March 9, 2020
In this post I want to introduce the Jobby microframework for Kotlin and Java.
They don’t have a nice getting started site yet so I decided to make a quick write up.
We will write a small rest service in Kotlin for managing persons. This web service is going to take up under 30 lines of code.
Starting up
We will use Gradle to build our rest application.
mkdir kotlin_jooby
cd kotlin_jooby
gradle init --dsl kotlin
build.gradle.kts
plugins {
kotlin("jvm") version "1.3.0"
// to start our server directly from gradle
application
}
dependencies {
compile(kotlin("stdlib"))
compile("org.jooby:jooby:1.6.0")
// Add kotlin language support
compile("org.jooby:jooby-lang-kotlin:1.6.0")
// We need a server runtime to contain our application
runtime("org.jooby:jooby-netty:1.6.0")
}
repositories {
mavenCentral()
}
application {
mainClassName = "de.klg71.joobytest.MainKt"
}
We should be able to execute it without any error:
gradle build
Creating a microservice
As mentioned above we will create a small service for storing and retrieving person names.
Jooby has a very simple and intuitive DSL to define endpoints.

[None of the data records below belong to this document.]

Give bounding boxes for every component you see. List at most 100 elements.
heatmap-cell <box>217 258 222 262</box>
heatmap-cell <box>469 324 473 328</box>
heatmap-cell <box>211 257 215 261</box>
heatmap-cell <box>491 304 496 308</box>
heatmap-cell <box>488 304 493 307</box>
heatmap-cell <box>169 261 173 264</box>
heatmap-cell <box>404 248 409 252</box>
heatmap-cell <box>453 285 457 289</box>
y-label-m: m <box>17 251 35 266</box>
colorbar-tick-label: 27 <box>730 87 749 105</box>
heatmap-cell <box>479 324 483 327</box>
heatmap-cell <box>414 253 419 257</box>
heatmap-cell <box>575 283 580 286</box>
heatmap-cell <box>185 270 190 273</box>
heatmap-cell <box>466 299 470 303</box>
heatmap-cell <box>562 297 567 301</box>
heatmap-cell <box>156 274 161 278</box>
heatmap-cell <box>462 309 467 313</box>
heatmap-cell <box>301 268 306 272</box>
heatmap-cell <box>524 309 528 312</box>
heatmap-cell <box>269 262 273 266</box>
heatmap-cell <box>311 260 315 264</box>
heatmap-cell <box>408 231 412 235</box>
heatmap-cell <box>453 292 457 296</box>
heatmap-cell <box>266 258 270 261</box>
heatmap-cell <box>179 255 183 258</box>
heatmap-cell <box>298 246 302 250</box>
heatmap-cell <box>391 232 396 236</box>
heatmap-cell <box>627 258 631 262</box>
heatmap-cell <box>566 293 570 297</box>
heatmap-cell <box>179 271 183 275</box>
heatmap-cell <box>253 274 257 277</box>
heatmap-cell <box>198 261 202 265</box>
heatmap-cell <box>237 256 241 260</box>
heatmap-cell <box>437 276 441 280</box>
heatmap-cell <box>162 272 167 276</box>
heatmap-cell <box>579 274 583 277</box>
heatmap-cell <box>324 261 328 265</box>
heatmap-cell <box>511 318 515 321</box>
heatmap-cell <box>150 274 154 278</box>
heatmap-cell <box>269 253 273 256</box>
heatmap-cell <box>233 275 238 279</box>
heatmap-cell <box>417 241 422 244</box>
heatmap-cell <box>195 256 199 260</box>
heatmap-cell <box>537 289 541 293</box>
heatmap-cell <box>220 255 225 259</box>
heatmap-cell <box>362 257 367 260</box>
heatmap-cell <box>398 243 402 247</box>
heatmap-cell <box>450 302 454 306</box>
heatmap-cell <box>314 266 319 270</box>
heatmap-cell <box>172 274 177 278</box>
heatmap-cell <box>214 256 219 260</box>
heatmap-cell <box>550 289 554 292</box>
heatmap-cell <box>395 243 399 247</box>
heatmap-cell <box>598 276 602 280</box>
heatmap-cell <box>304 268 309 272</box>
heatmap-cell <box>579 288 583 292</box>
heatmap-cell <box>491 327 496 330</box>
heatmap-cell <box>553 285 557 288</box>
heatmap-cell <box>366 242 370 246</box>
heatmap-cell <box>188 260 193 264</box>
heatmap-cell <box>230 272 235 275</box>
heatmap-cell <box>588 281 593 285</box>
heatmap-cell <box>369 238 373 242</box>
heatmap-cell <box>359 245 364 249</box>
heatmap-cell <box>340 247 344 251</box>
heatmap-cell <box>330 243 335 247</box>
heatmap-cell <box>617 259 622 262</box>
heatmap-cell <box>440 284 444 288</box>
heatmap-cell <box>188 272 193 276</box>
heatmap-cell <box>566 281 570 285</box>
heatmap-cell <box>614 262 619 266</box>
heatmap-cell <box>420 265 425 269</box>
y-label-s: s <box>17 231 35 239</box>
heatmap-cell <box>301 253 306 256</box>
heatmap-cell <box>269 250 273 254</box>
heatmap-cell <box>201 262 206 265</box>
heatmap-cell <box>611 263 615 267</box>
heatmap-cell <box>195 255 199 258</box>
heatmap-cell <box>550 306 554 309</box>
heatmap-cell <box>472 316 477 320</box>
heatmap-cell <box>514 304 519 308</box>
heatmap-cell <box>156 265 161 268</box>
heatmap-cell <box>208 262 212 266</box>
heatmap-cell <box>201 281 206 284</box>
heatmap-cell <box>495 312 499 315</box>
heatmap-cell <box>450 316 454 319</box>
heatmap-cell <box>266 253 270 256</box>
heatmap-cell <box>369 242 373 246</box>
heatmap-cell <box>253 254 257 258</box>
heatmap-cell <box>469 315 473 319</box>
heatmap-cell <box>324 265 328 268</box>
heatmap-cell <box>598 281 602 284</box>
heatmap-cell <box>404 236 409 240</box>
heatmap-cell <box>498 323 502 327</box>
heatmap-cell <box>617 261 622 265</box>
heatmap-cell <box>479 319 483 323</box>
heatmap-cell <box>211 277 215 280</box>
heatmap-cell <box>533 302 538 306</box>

src/main/kotlin/de/klg71/joobytest/Main.kt
package de.klg71.joobytest
import org.jooby.Kooby
import org.jooby.run
// initial list of persons
val persons = mutableListOf("Max", "July", "Frank")
class App : Kooby({
// use the dsl to define our helloworld endpoint
get("/helloworld/") {
"Hello World!"
}
// list all persons currenyly available
get("/person"){
persons
}
// get a person by there position in the list
// we use {id} as the placeholder format and access it through the param variable
get("/person/{id}") {
persons[param("id").intValue()]
}
// post objects are accessed through the body method
// we dont have added jooby-jackson dependency though we cant parse JSON here
post("person") {
persons.add(body(String::class.java))
}
})
fun main(args: Array<String>) {
// startup the application
run(::App, *args)
}
Again we can start it with this gradle command:
gradle run
Now you should be able to reach the server on http://localhost:8080
.
Query the microservice
To connect to the microservice we will use the command line toold cURL .
At first we will test the helloworld endpoint:
> curl http://localhost:8080/helloworld
< Hello World!
Next we can list the available persons:
> curl http://localhost:8080/person
< [Max, July, Frank]
As you can recognize this is not valid jsob but only the toString
of the list.
To add a person we can just give this endpoint a name as payload:
> curl http://localhost:8080/person -d Kevin
< true
> curl http://localhost:8080/person
< [Max, July, Frank, Kevin]
We get true after sending the payload because this is what the list.add
returns and tells us, that the append was succesful.
At last we can test the single person endpoint with the new created Kevin:
> curl http://localhost:8080/person/3
< Kevin
Wrapping up
We used Jobby to create a super small service for persons. We created an rest endpoint in less than 30 lines of code.
Jobby feels pretty natural in this first experiment. The Kotlin DSL ist quite intuitive and aims for rapid prototyping.
I hope I can make a pull requests for a proper getting started page on their Github readme.